The difficulty of studying post-implantation development in mammals has sparked a flurry of activity to develop in vitro models, termed embryoids, based on self-organizing pluripotent stem cells. Previous approaches to derive embryoids either lack the physiological morphology and signaling interactions, or are unconducive to model post-gastrulation development. Here, we report a bioengineering-inspired approach aimed at addressing this gap. We employ a high-throughput cell aggregation approach to simultaneously coax mouse embryonic stem cells into hundreds of uniform epiblast-like aggregates in a solid matrix-free manner. When co-cultured with mouse trophoblast stem cell aggregates, the resulting hybrid structures initiate gastrulation-like events and undergo axial morphogenesis to yield structures, termed EpiTS embryoids , with a pronounced anterior development, including brain-like regions. We identify the presence of an epithelium in EPI aggregates as the major determinant for the axial morphogenesis and anterior development seen in EpiTS embryoids . Our results demonstrate the potential of EpiTS embryoids to study peri-gastrulation development in vitro.
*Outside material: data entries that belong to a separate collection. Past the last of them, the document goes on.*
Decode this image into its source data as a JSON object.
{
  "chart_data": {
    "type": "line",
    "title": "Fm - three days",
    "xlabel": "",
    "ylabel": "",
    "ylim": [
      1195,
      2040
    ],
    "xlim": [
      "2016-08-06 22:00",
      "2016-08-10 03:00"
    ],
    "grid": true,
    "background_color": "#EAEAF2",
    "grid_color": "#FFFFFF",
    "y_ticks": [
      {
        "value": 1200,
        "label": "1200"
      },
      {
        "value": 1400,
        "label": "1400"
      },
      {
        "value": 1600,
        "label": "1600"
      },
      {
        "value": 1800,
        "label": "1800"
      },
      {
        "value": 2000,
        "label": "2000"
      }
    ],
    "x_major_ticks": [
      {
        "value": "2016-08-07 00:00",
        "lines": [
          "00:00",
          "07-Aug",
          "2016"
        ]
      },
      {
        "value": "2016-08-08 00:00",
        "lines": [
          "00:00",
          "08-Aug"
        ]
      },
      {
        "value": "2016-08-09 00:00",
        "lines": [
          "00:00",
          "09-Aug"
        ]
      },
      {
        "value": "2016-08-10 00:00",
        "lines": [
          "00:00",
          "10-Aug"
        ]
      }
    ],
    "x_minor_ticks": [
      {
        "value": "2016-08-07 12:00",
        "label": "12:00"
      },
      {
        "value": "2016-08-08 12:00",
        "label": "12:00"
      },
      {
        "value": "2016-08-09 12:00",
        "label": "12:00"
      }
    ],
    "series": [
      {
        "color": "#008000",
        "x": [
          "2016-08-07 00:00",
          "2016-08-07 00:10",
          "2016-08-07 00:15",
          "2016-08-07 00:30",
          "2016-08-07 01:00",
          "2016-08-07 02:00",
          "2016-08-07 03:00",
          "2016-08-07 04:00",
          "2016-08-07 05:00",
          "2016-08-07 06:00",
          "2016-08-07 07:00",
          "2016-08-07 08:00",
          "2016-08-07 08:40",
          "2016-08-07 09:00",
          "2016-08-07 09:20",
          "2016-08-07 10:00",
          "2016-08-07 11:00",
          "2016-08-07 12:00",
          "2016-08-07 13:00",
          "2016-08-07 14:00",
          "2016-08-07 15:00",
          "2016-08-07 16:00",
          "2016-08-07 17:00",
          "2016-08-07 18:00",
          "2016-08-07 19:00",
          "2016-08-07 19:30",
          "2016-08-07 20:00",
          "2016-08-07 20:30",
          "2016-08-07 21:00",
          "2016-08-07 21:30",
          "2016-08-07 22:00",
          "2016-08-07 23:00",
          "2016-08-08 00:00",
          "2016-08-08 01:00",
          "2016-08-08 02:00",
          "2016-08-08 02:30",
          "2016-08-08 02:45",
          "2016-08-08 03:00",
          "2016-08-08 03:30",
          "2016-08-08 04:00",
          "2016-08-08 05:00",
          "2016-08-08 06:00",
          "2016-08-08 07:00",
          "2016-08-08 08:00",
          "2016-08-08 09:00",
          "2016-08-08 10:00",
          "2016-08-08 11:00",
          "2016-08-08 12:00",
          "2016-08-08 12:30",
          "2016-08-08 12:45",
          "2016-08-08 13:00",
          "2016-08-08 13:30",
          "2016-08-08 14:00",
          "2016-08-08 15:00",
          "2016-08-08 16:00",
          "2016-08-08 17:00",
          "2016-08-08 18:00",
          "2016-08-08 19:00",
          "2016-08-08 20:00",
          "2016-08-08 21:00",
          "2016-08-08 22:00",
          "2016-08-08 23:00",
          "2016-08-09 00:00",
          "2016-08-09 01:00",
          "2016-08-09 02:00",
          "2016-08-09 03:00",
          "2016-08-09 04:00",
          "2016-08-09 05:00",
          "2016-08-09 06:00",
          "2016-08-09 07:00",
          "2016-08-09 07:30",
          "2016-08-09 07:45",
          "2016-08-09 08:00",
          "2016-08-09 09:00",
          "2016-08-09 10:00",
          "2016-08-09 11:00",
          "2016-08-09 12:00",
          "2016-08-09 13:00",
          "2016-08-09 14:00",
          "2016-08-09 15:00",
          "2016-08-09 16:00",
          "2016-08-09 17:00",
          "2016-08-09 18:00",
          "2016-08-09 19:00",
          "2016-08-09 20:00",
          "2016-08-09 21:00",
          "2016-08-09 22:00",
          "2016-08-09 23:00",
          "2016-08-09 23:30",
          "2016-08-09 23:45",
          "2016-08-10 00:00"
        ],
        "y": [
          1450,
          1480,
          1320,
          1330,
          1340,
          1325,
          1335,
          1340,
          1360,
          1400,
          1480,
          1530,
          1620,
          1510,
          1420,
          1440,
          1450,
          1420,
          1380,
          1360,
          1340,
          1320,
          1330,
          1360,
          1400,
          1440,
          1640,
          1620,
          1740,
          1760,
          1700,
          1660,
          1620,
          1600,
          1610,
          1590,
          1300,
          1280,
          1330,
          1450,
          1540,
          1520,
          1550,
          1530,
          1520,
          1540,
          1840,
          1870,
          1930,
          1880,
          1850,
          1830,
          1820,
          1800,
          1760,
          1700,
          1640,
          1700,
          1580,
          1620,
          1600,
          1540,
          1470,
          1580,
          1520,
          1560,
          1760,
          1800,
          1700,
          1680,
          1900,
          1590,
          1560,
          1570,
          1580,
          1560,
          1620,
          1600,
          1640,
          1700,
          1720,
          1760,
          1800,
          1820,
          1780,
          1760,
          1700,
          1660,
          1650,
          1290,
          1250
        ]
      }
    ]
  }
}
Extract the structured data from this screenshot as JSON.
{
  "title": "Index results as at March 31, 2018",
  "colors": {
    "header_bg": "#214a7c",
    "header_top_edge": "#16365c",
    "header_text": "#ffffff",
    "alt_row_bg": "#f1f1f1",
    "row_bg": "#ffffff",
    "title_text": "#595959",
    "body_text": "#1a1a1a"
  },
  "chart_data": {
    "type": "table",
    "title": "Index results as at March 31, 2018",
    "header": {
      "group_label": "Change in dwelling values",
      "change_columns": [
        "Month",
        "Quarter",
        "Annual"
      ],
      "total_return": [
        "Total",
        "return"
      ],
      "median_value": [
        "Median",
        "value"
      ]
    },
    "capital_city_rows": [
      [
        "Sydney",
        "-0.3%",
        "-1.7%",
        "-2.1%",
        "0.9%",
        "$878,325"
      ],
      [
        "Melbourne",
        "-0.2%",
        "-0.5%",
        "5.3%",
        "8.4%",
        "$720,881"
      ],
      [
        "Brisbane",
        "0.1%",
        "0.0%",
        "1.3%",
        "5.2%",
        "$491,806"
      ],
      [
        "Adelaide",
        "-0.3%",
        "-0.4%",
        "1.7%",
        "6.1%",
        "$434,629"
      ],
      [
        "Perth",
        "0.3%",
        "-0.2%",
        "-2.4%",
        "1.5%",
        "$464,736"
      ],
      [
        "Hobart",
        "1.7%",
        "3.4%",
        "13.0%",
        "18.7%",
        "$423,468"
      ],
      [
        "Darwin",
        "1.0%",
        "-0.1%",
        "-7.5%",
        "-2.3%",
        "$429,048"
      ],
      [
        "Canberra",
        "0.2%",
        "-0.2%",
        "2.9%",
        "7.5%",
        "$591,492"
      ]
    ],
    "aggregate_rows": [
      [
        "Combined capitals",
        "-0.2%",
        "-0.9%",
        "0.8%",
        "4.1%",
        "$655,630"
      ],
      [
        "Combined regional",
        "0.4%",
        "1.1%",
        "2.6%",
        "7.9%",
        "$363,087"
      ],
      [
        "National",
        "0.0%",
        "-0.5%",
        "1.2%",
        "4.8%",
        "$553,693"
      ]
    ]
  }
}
Previous approaches to derive embryoids either lack physiological morphology and signaling interactions, or are unconducive to model post-gastrulation development. Here the authors use a high-throughput approach to induce mouse embryonic stem cells into epiblast-like aggregates, which are then co-cultured with mouse trophoblast stem cell aggregates, to yield embryoids with axial morphogenesis and anterior development.